A serosurvey involves testing of blood serum of a group of individuals and this is used to monitor trends in the prevalence of the novel coronavirus, or SARS-COV-2, infection at the district level. The Indian Council of Medical Research and the National Centre for Disease Control conduct the surveillance in collaboration with key stakeholders and state health departments.
The facility-oriented surveillance is an expansion of the testing of flu and serious respiratory cases in hospitals being carried out by the government.
Seroprevalence is the number of persons in a population who test positive for a specific disease based on serology (blood serum) specimens; often presented as a percentage of the total specimens tested or as a proportion per 1,00,000 persons tested. As positively identifying the occurrence of the disease is usually based upon the presence of antibodies for that disease (especially with viral infections such as herpes simplex, HIV, and SARS-CoV-2), this number is not significant if the specificity of the antibody is low.
Sero testing in a serosurvey
A more focussed population-based serosurvey of high and low-risk groups in select districts is in addition to routine testing.
The move is not only helping the government and its agencies monitor COVID-19 trends but also checking for community transmission in any part of the country.
Only some affected parts of the country have witnessed community transmission of the virus.
How is it conducted?
The enhanced exercise sees 10 health facilities — six public and four private — from each district being tested.
For the serosurvey, population groups comprise low-risk — as well as high-risk — populations. The low-risk group includes outpatient attendees (non-ILI patients) and pregnant women while healthcare workers are surveyed among the high-risk population.
The survey includes a total of 200 samples per week and 800 samples per month. This includes at least 100 samples per week and 400 per month from the selected districts from the high-risk population. For the low-risk population, 50 samples per week and 200 per month are collected from outpatient attendees (non-ILI patients).
Using a combination of RT-PCR and Elisa kits
The agencies use a combination of RT-PCR and Elisa antibody kits for these surveys. Throat and nasal swabs are collected for RT-PCR tests and samples tested in a one-time pool of 25.
However, the results of this sample pooling are only for surveillance purposes and not for the diagnosis of individual patients.
In addition to RT-PCR tests, blood samples are collected for detecting IgG antibodies for Elisa testing.

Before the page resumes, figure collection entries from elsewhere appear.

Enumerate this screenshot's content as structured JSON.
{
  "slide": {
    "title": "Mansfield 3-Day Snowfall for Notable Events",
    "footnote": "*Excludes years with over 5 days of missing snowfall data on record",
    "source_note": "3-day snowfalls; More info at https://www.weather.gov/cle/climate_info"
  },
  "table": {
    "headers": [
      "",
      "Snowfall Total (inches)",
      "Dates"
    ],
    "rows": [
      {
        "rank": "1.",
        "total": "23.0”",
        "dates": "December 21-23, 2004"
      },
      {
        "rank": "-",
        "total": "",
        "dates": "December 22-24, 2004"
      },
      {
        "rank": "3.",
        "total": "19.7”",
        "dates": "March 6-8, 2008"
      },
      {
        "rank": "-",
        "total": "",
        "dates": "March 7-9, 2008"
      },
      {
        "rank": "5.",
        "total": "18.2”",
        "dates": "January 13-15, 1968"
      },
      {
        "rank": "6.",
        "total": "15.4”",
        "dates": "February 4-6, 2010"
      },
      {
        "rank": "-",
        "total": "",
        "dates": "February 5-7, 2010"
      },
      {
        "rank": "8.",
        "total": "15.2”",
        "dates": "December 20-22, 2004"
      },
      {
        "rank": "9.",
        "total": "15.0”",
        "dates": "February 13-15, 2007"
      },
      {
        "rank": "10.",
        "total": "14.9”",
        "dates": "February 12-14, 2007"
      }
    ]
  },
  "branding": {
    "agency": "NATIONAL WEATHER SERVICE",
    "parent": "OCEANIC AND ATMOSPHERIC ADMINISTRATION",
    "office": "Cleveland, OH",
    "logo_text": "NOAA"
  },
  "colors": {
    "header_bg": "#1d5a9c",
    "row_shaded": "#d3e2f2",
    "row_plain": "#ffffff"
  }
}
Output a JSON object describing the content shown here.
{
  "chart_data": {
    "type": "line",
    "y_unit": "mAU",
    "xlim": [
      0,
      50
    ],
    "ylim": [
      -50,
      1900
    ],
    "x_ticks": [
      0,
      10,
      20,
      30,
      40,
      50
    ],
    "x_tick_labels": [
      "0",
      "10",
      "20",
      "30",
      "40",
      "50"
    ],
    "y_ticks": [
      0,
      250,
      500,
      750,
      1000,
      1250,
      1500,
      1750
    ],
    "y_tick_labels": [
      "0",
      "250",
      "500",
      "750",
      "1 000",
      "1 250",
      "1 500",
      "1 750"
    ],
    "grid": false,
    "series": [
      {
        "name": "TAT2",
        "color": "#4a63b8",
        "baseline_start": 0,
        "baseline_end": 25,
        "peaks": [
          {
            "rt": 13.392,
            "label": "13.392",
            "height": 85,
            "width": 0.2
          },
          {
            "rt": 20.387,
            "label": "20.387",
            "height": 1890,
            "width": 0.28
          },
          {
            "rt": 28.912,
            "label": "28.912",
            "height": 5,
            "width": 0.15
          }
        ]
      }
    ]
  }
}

In subsequent rounds, IgG Elisa-based testing of serum samples replaced RT-PCR based testing for surveillance purposes.
Elisa testing kit replaced rapid antibody test kits from China
The National Institute of Virology in Pune along with Zydus Cadila developed the Elisa testing kit. The kit is playing a critical role in surveillance of a proportion of the population exposed to the infection after rapid antibody test kits from China failed the ICMR quality tests. Elisa kits have a specificity of 97% and sensitivity of 92%.